- 1477 Okunma
- 3 Yorum
- 0 Beğeni
SEVGİLİYE...( MEKTUP-1)
SEVGİLİYE...
(MEKTUP-1)
Ey sevgili; güvercin kanadının altından esen yele bağladığın mektup, bir akşam grubunun karanlığında bana ulaştı... Güvercin yorgundu. Rüzgarsa halsız kalmıştı. “Güller kentinden selam getirdik..” dediler bana. Ellerime bırakılan mektup senindi. Üstünde senin adın, senin yazıların, içinde senin duyguların, bana sunduğun sevdamız vardı...
/kalin ]
Eskiler; “Aşkın gözü kör, kulağı sağırdır...” deseler de, inanmadım hiçbir zaman. Sevgim yılları, ayları, haftaları, günleri hatta saatleri unutturabilir canımın içi. Seni asla...
Söyler misin, hasretin acısı kalbini eritirken, yüreğin beni her dem çağırıp, yanında isterken bu mümkün mü? Belki kulaklarım; bensiz demlerindeki yanışını, feryat edip beni yürekten çağırışını, duymuyor olabilir. Seninle ayrı yerlerde, ayni duyguları yaşarken, İMDAT RÜZGARLARININ senden bana haber getirdiğini, nereden bileceksin? Gemilerin yelkenlerini şişirir gibi senin kokunla dünyamı sardığını, ciğerlerimi doldurduğunu nereden bileceksin? Ben kokunu içime doldurup sarhoş olurken, ömrümün en son valsini senin kollarında yaparken ölmek istediğimi, nereden bileceksin?

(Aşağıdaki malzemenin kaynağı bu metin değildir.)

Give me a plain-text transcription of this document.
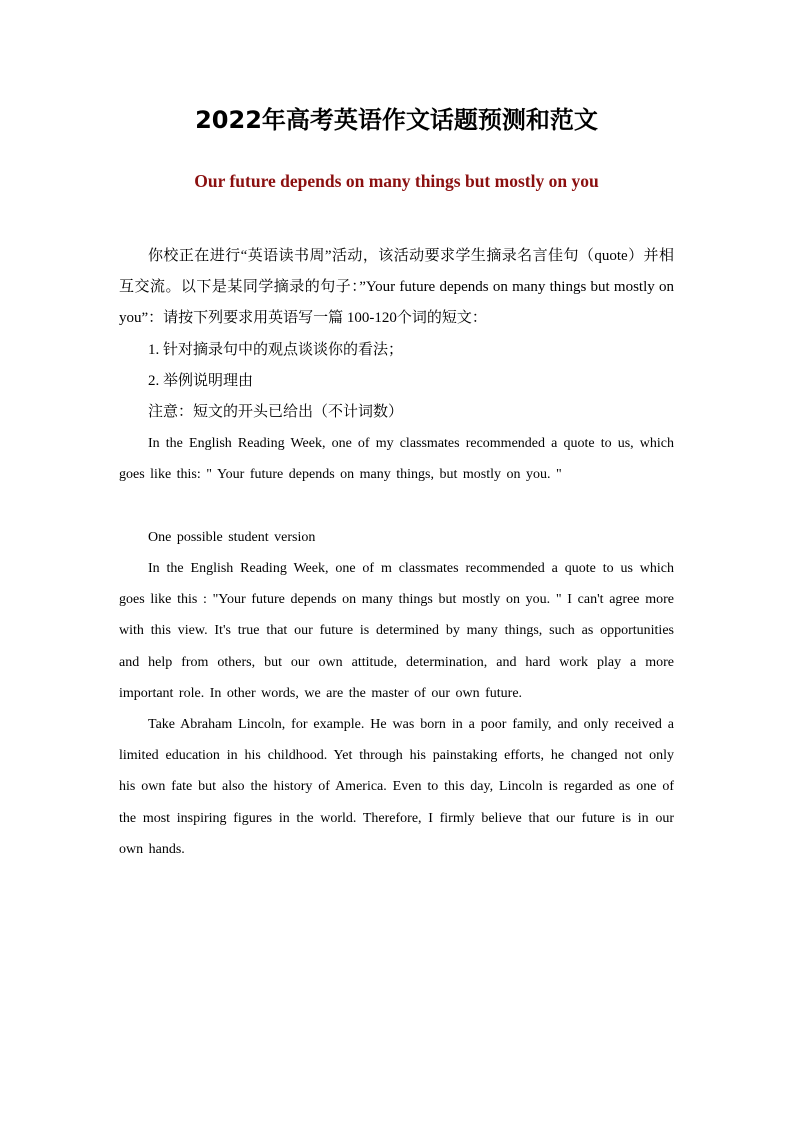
2022年高考英语作文话题预测和范文
Our future depends on many things but mostly on you

你校正在进行“英语读书周”活动，该活动要求学生摘录名言佳句（quote）并相互交流。以下是某同学摘录的句子：”Your future depends on many things but mostly on you”：请按下列要求用英语写一篇 100-120个词的短文：

1. 针对摘录句中的观点谈谈你的看法；

2. 举例说明理由

注意：短文的开头已给出（不计词数）

In the English Reading Week, one of my classmates recommended a quote to us, which goes like this: " Your future depends on many things, but mostly on you. "

One possible student version

In the English Reading Week, one of m classmates recommended a quote to us which goes like this : "Your future depends on many things but mostly on you. " I can't agree more with this view. It's true that our future is determined by many things, such as opportunities and help from others, but our own attitude, determination, and hard work play a more important role. In other words, we are the master of our own future.

Take Abraham Lincoln, for example. He was born in a poor family, and only received a limited education in his childhood. Yet through his painstaking efforts, he changed not only his own fate but also the history of America. Even to this day, Lincoln is regarded as one of the most inspiring figures in the world. Therefore, I firmly believe that our future is in our own hands.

Dudaklarımı her ıslatışımda, kuruyan boğazıma yudum, yudum sevdanın aktığını, dudaklarımızdaki yaşayan öpücük valsini, eriyerek, kanayan sevdalı yüreğime akıttığını nereden bileceksin? Kollarımın arasında baş başa mehtabı ve yıldızları seyredip, kayan yıldızlara üzüldüğümüzü, her yıldız kayışta, uzayda bir ışık çizerek yeryüzüne düşerken, bir kişinin öldüğünü düşünüp üzüldüğümüzü, öte yandan da dilekler tuttuğumuz geceleri nasıl unutursun... Bu, mümkün mü?
En kalabalık anımızda bile yalnız olduğumuzu, birbirimizi özlediğimizi hep söylemez miydik? Göğsüne başımı koyup az mı seyrettik, güneşin batışını? Dudaklarımıza mühürlediğimiz mutluluk yeminleri unutulur mu hiç?

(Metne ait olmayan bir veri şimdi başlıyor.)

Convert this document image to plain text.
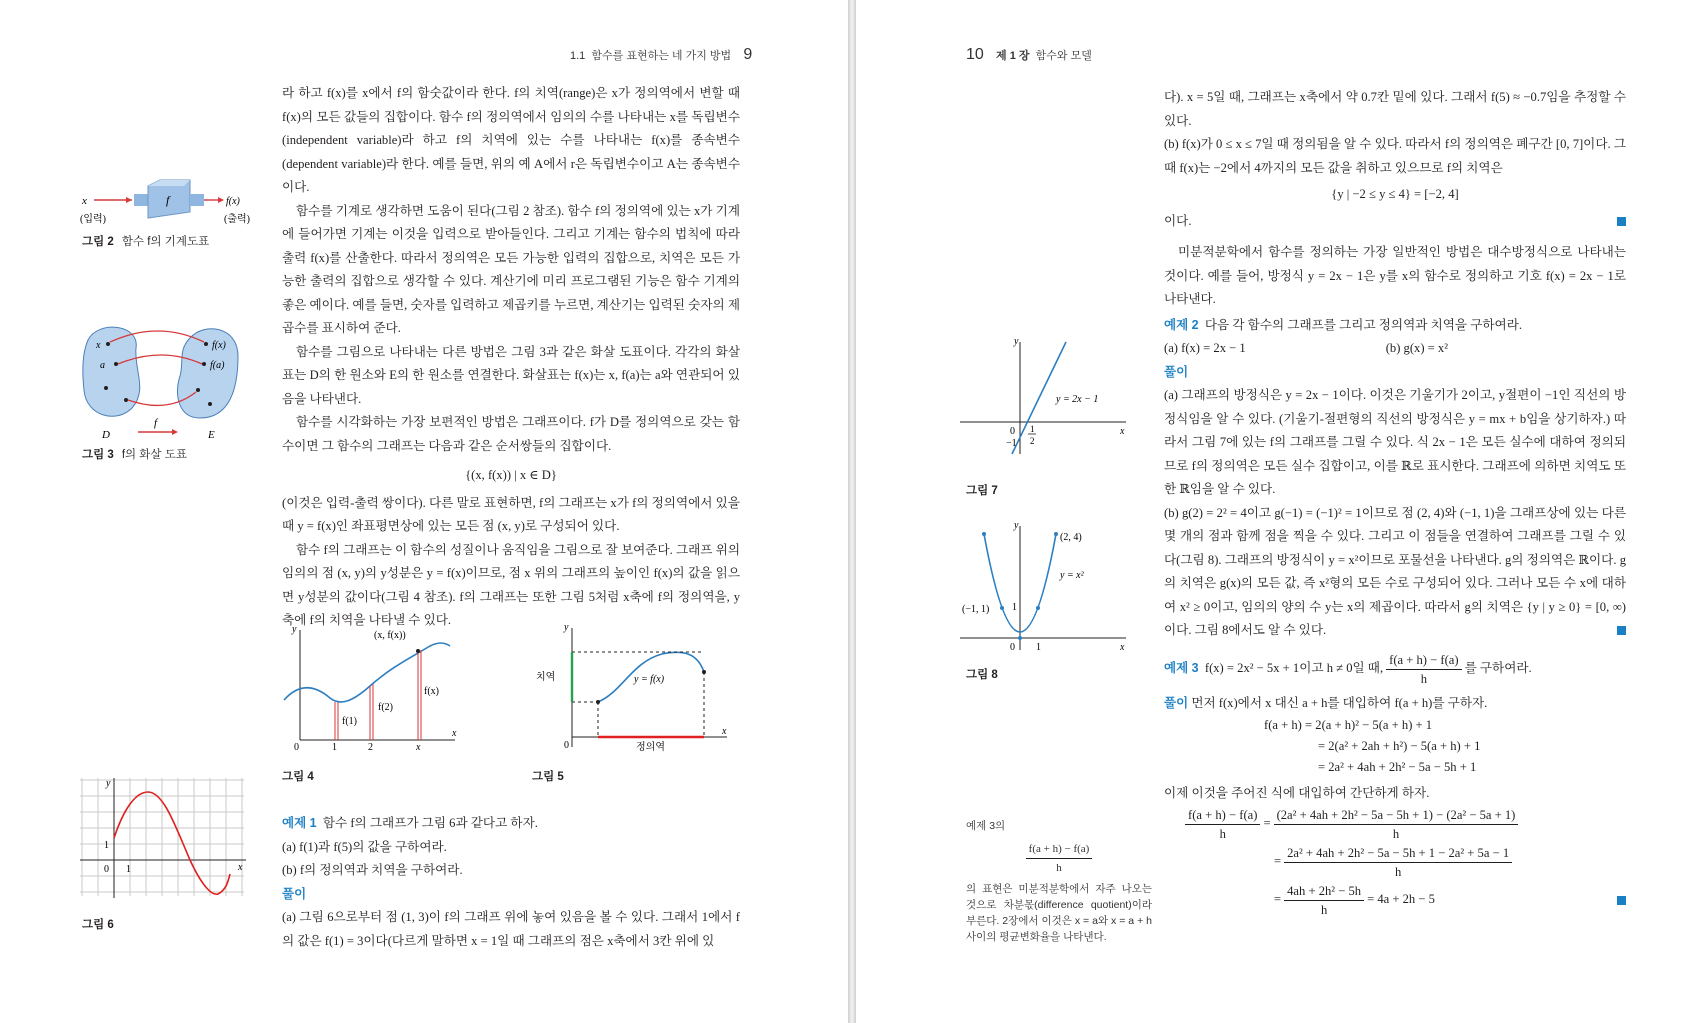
1.1 함수를 표현하는 네 가지 방법 9

라 하고 f(x)를 x에서 f의 함숫값이라 한다. f의 치역(range)은 x가 정의역에서 변할 때 f(x)의 모든 값들의 집합이다. 함수 f의 정의역에서 임의의 수를 나타내는 x를 독립변수(independent variable)라 하고 f의 치역에 있는 수를 나타내는 f(x)를 종속변수(dependent variable)라 한다. 예를 들면, 위의 예 A에서 r은 독립변수이고 A는 종속변수이다.

함수를 기계로 생각하면 도움이 된다(그림 2 참조). 함수 f의 정의역에 있는 x가 기계에 들어가면 기계는 이것을 입력으로 받아들인다. 그리고 기계는 함수의 법칙에 따라 출력 f(x)를 산출한다. 따라서 정의역은 모든 가능한 입력의 집합으로, 치역은 모든 가능한 출력의 집합으로 생각할 수 있다. 계산기에 미리 프로그램된 기능은 함수 기계의 좋은 예이다. 예를 들면, 숫자를 입력하고 제곱키를 누르면, 계산기는 입력된 숫자의 제곱수를 표시하여 준다.

함수를 그림으로 나타내는 다른 방법은 그림 3과 같은 화살 도표이다. 각각의 화살표는 D의 한 원소와 E의 한 원소를 연결한다. 화살표는 f(x)는 x, f(a)는 a와 연관되어 있음을 나타낸다.

함수를 시각화하는 가장 보편적인 방법은 그래프이다. f가 D를 정의역으로 갖는 함수이면 그 함수의 그래프는 다음과 같은 순서쌍들의 집합이다.

{(x, f(x)) | x ∈ D}

(이것은 입력-출력 쌍이다). 다른 말로 표현하면, f의 그래프는 x가 f의 정의역에서 있을 때 y = f(x)인 좌표평면상에 있는 모든 점 (x, y)로 구성되어 있다.

함수 f의 그래프는 이 함수의 성질이나 움직임을 그림으로 잘 보여준다. 그래프 위의 임의의 점 (x, y)의 y성분은 y = f(x)이므로, 점 x 위의 그래프의 높이인 f(x)의 값을 읽으면 y성분의 값이다(그림 4 참조). f의 그래프는 또한 그림 5처럼 x축에 f의 정의역을, y축에 f의 치역을 나타낼 수 있다.

예제 1 함수 f의 그래프가 그림 6과 같다고 하자.

(a) f(1)과 f(5)의 값을 구하여라.

(b) f의 정의역과 치역을 구하여라.

풀이

(a) 그림 6으로부터 점 (1, 3)이 f의 그래프 위에 놓여 있음을 볼 수 있다. 그래서 1에서 f의 값은 f(1) = 3이다(다르게 말하면 x = 1일 때 그래프의 점은 x축에서 3칸 위에 있

x
(입력)
f	f(x)
(출력)
그림 2 함수 f의 기계도표
x
a
f(x)
f(a)
D	E
f
그림 3 f의 화살 도표
(x, f(x))
f(x)
f(1)
f(2)
y
x
0	1	2	x
그림 4
치역	y = f(x)
정의역
y
x
0
그림 5
y
x
0 1
1
그림 6
10 제 1 장 함수와 모델

다). x = 5일 때, 그래프는 x축에서 약 0.7칸 밑에 있다. 그래서 f(5) ≈ −0.7임을 추정할 수 있다.

(b) f(x)가 0 ≤ x ≤ 7일 때 정의됨을 알 수 있다. 따라서 f의 정의역은 폐구간 [0, 7]이다. 그때 f(x)는 −2에서 4까지의 모든 값을 취하고 있으므로 f의 치역은

{y | −2 ≤ y ≤ 4} = [−2, 4]

이다.

미분적분학에서 함수를 정의하는 가장 일반적인 방법은 대수방정식으로 나타내는 것이다. 예를 들어, 방정식 y = 2x − 1은 y를 x의 함수로 정의하고 기호 f(x) = 2x − 1로 나타낸다.

예제 2 다음 각 함수의 그래프를 그리고 정의역과 치역을 구하여라.

(a) f(x) = 2x − 1	(b) g(x) = x²

풀이

(a) 그래프의 방정식은 y = 2x − 1이다. 이것은 기울기가 2이고, y절편이 −1인 직선의 방정식임을 알 수 있다. (기울기-절편형의 직선의 방정식은 y = mx + b임을 상기하자.) 따라서 그림 7에 있는 f의 그래프를 그릴 수 있다. 식 2x − 1은 모든 실수에 대하여 정의되므로 f의 정의역은 모든 실수 집합이고, 이를 ℝ로 표시한다. 그래프에 의하면 치역도 또한 ℝ임을 알 수 있다.

(b) g(2) = 2² = 4이고 g(−1) = (−1)² = 1이므로 점 (2, 4)와 (−1, 1)을 그래프상에 있는 다른 몇 개의 점과 함께 점을 찍을 수 있다. 그리고 이 점들을 연결하여 그래프를 그릴 수 있다(그림 8). 그래프의 방정식이 y = x²이므로 포물선을 나타낸다. g의 정의역은 ℝ이다. g의 치역은 g(x)의 모든 값, 즉 x²형의 모든 수로 구성되어 있다. 그러나 모든 수 x에 대하여 x² ≥ 0이고, 임의의 양의 수 y는 x의 제곱이다. 따라서 g의 치역은 {y | y ≥ 0} = [0, ∞)이다. 그림 8에서도 알 수 있다.

예제 3
f(x) = 2x² − 5x + 1이고 h ≠ 0일 때, $\frac{f(a + h) - f(a)}{h}$ 를 구하여라.

풀이 먼저 f(x)에서 x 대신 a + h를 대입하여 f(a + h)를 구하자.

f(a + h) = 2(a + h)² − 5(a + h) + 1
= 2(a² + 2ah + h²) − 5(a + h) + 1
= 2a² + 4ah + 2h² − 5a − 5h + 1

이제 이것을 주어진 식에 대입하여 간단하게 하자.

$\frac{f(a + h) - f(a)}{h} = \frac{\text{(2a² + 4ah + 2h² − 5a − 5h + 1) − (2a² − 5a + 1)}}{h}$
= $\frac{\text{2a² + 4ah + 2h² − 5a − 5h + 1 − 2a² + 5a − 1}}{h}$
= $\frac{\text{4ah + 2h² − 5h}}{h} = 4a + 2h - 5$
y
x
0
−1
1
2
y = 2x − 1
그림 7
y
x
0 1
1
(2, 4)
(−1, 1)
y = x²
그림 8
예제 3의
$\frac{f(a + h) - f(a)}{h}$
의 표현은 미분적분학에서 자주 나오는 것으로 차분몫(difference quotient)이라 부른다. 2장에서 이것은 x = a와 x = a + h 사이의 평균변화율을 나타낸다.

Üç-beş eşyamı valiz yapıp, kapının yanına koyup da, senin; “ Ne olur gel artık..!” demeni, az mı bekledim sanıyorsun? Erguvan renginden karanlıklara dönen ufka bakıp da göz yaşlarımla, senden umudumu kestiğim halde, kalbimin isyan ederek, “sana haksızlık ettiğimi” söylediği, çok zamanlarım olduğunu, sana hiç söylemedim...

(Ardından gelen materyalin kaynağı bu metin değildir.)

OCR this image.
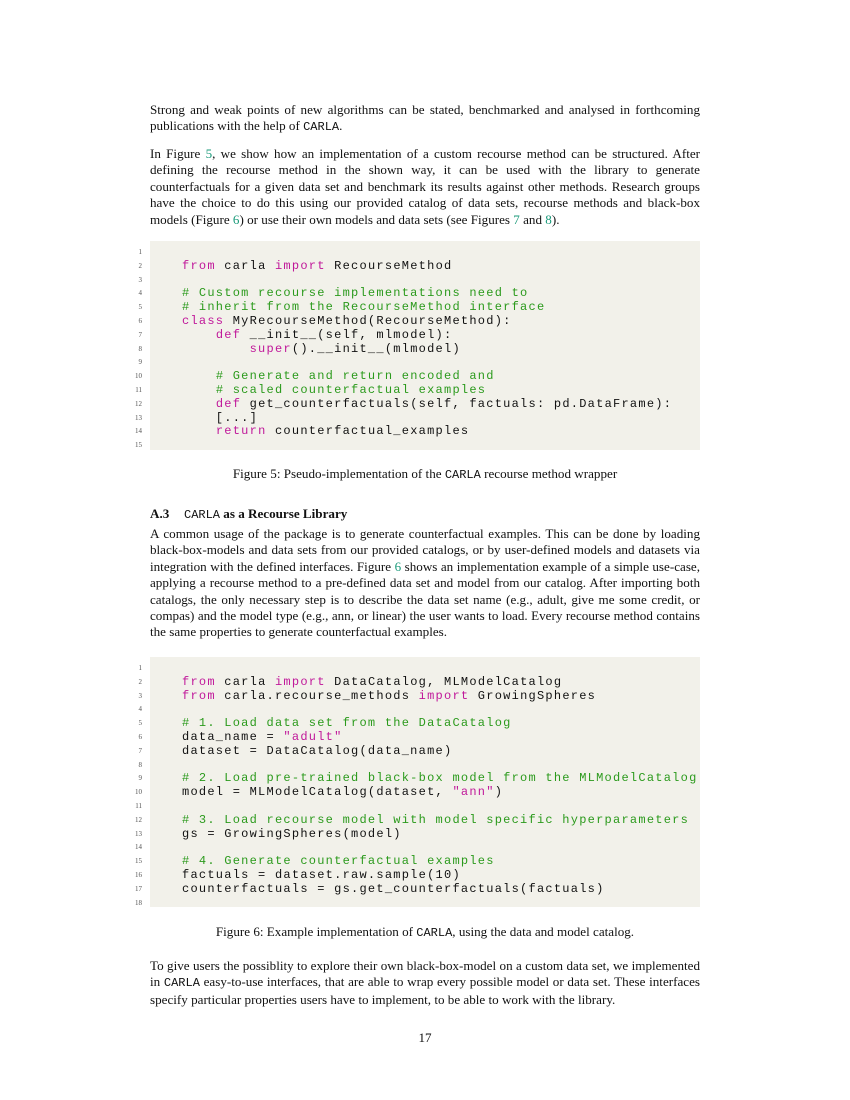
Strong and weak points of new algorithms can be stated, benchmarked and analysed in forthcoming publications with the help of CARLA.

In Figure 5, we show how an implementation of a custom recourse method can be structured. After defining the recourse method in the shown way, it can be used with the library to generate counterfactuals for a given data set and benchmark its results against other methods. Research groups have the choice to do this using our provided catalog of data sets, recourse methods and black-box models (Figure 6) or use their own models and data sets (see Figures 7 and 8).

1
2	from carla import RecourseMethod
3
4	# Custom recourse implementations need to
5	# inherit from the RecourseMethod interface
6	class MyRecourseMethod(RecourseMethod):
7	def __init__(self, mlmodel):
8	super().__init__(mlmodel)
9
10	# Generate and return encoded and
11	# scaled counterfactual examples
12	def get_counterfactuals(self, factuals: pd.DataFrame):
13	[...]
14	return counterfactual_examples
15
Figure 5: Pseudo-implementation of the CARLA recourse method wrapper
A.3 CARLA as a Recourse Library

A common usage of the package is to generate counterfactual examples. This can be done by loading black-box-models and data sets from our provided catalogs, or by user-defined models and datasets via integration with the defined interfaces. Figure 6 shows an implementation example of a simple use-case, applying a recourse method to a pre-defined data set and model from our catalog. After importing both catalogs, the only necessary step is to describe the data set name (e.g., adult, give me some credit, or compas) and the model type (e.g., ann, or linear) the user wants to load. Every recourse method contains the same properties to generate counterfactual examples.

1
2	from carla import DataCatalog, MLModelCatalog
3	from carla.recourse_methods import GrowingSpheres
4
5	# 1. Load data set from the DataCatalog
6	data_name = "adult"
7	dataset = DataCatalog(data_name)
8
9	# 2. Load pre-trained black-box model from the MLModelCatalog
10	model = MLModelCatalog(dataset, "ann")
11
12	# 3. Load recourse model with model specific hyperparameters
13	gs = GrowingSpheres(model)
14
15	# 4. Generate counterfactual examples
16	factuals = dataset.raw.sample(10)
17	counterfactuals = gs.get_counterfactuals(factuals)
18
Figure 6: Example implementation of CARLA, using the data and model catalog.

To give users the possiblity to explore their own black-box-model on a custom data set, we implemented in CARLA easy-to-use interfaces, that are able to wrap every possible model or data set. These interfaces specify particular properties users have to implement, to be able to work with the library.

17
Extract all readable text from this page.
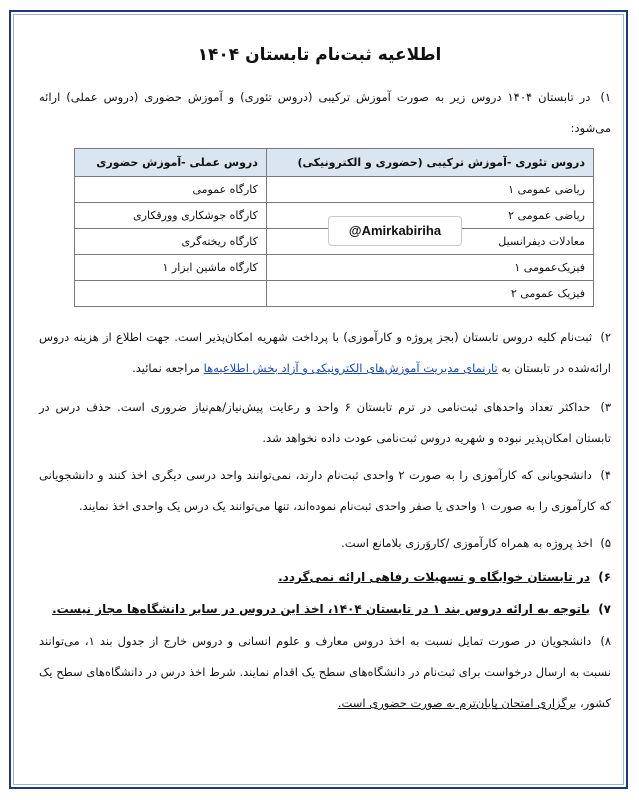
اطلاعیه ثبت‌نام تابستان ۱۴۰۴
۱) در تابستان ۱۴۰۴ دروس زیر به صورت آموزش ترکیبی (دروس تئوری) و آموزش حضوری (دروس عملی) ارائه می‌شود:
دروس تئوری -آموزش ترکیبی (حضوری و الکترونیکی)	دروس عملی -آموزش حضوری
ریاضی عمومی ۱	کارگاه عمومی
ریاضی عمومی ۲	کارگاه جوشکاری وورقکاری
معادلات دیفرانسیل	کارگاه ریخته‌گری
فیزیک‌عمومی ۱	کارگاه ماشین ابزار ۱
فیزیک عمومی ۲	
۲) ثبت‌نام کلیه دروس تابستان (بجز پروژه و کارآموزی) با پرداخت شهریه امکان‌پذیر است. جهت اطلاع از هزینه دروس ارائه‌شده در تابستان به تارنمای مدیریت آموزش‌های الکترونیکی و آزاد بخش اطلاعیه‌ها مراجعه نمائید.
۳) حداکثر تعداد واحدهای ثبت‌نامی در ترم تابستان ۶ واحد و رعایت پیش‌نیاز/هم‌نیاز ضروری است. حذف درس در تابستان امکان‌پذیر نبوده و شهریه دروس ثبت‌نامی عودت داده نخواهد شد.
۴) دانشجویانی که کارآموزی را به صورت ۲ واحدی ثبت‌نام دارند، نمی‌توانند واحد درسی دیگری اخذ کنند و دانشجویانی که کارآموزی را به صورت ۱ واحدی یا صفر واحدی ثبت‌نام نموده‌اند، تنها می‌توانند یک درس یک واحدی اخذ نمایند.
۵) اخذ پروژه به همراه کارآموزی /کاروَرزی بلامانع است.
۶) در تابستان خوابگاه و تسهیلات رفاهی ارائه نمی‌گردد.
۷) باتوجه به ارائه دروس بند ۱ در تابستان ۱۴۰۴، اخذ این دروس در سایر دانشگاه‌ها مجاز نیست.
۸) دانشجویان در صورت تمایل نسبت به اخذ دروس معارف و علوم انسانی و دروس خارج از جدول بند ۱، می‌توانند نسبت به ارسال درخواست برای ثبت‌نام در دانشگاه‌های سطح یک اقدام نمایند. شرط اخذ درس در دانشگاه‌های سطح یک کشور، برگزاری امتحان پایان‌ترم به صورت حضوری است.
@Amirkabiriha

Sen; benim yüreğimde, dünyamda kopan bu kasırgaları, tufanları, hezeyanları hiç bildin mi? Bunlar, kişisel duygulardır... Hissedilir amma bilinmez. Ancak onu, yaşayanlar bilir... Anlatılırsa anlaşılır. Yoksa onunla, mezara gider... Ayni duyguları sen yaşarken, ben de hissettim unutma...
Şunu bil ki; ne gözlerimin feri kaybolmuş, ne de ayaklarım kuvvetini, gücünü yitirmiştir... fakat ileride, dediklerin olabilir. Olacaktır... Gönül gözü birbirimizi gördükçe, şarkılarda bizim sevdamız yaşadıkça, dudaklarda dudaklarımız vals ettiği sürece...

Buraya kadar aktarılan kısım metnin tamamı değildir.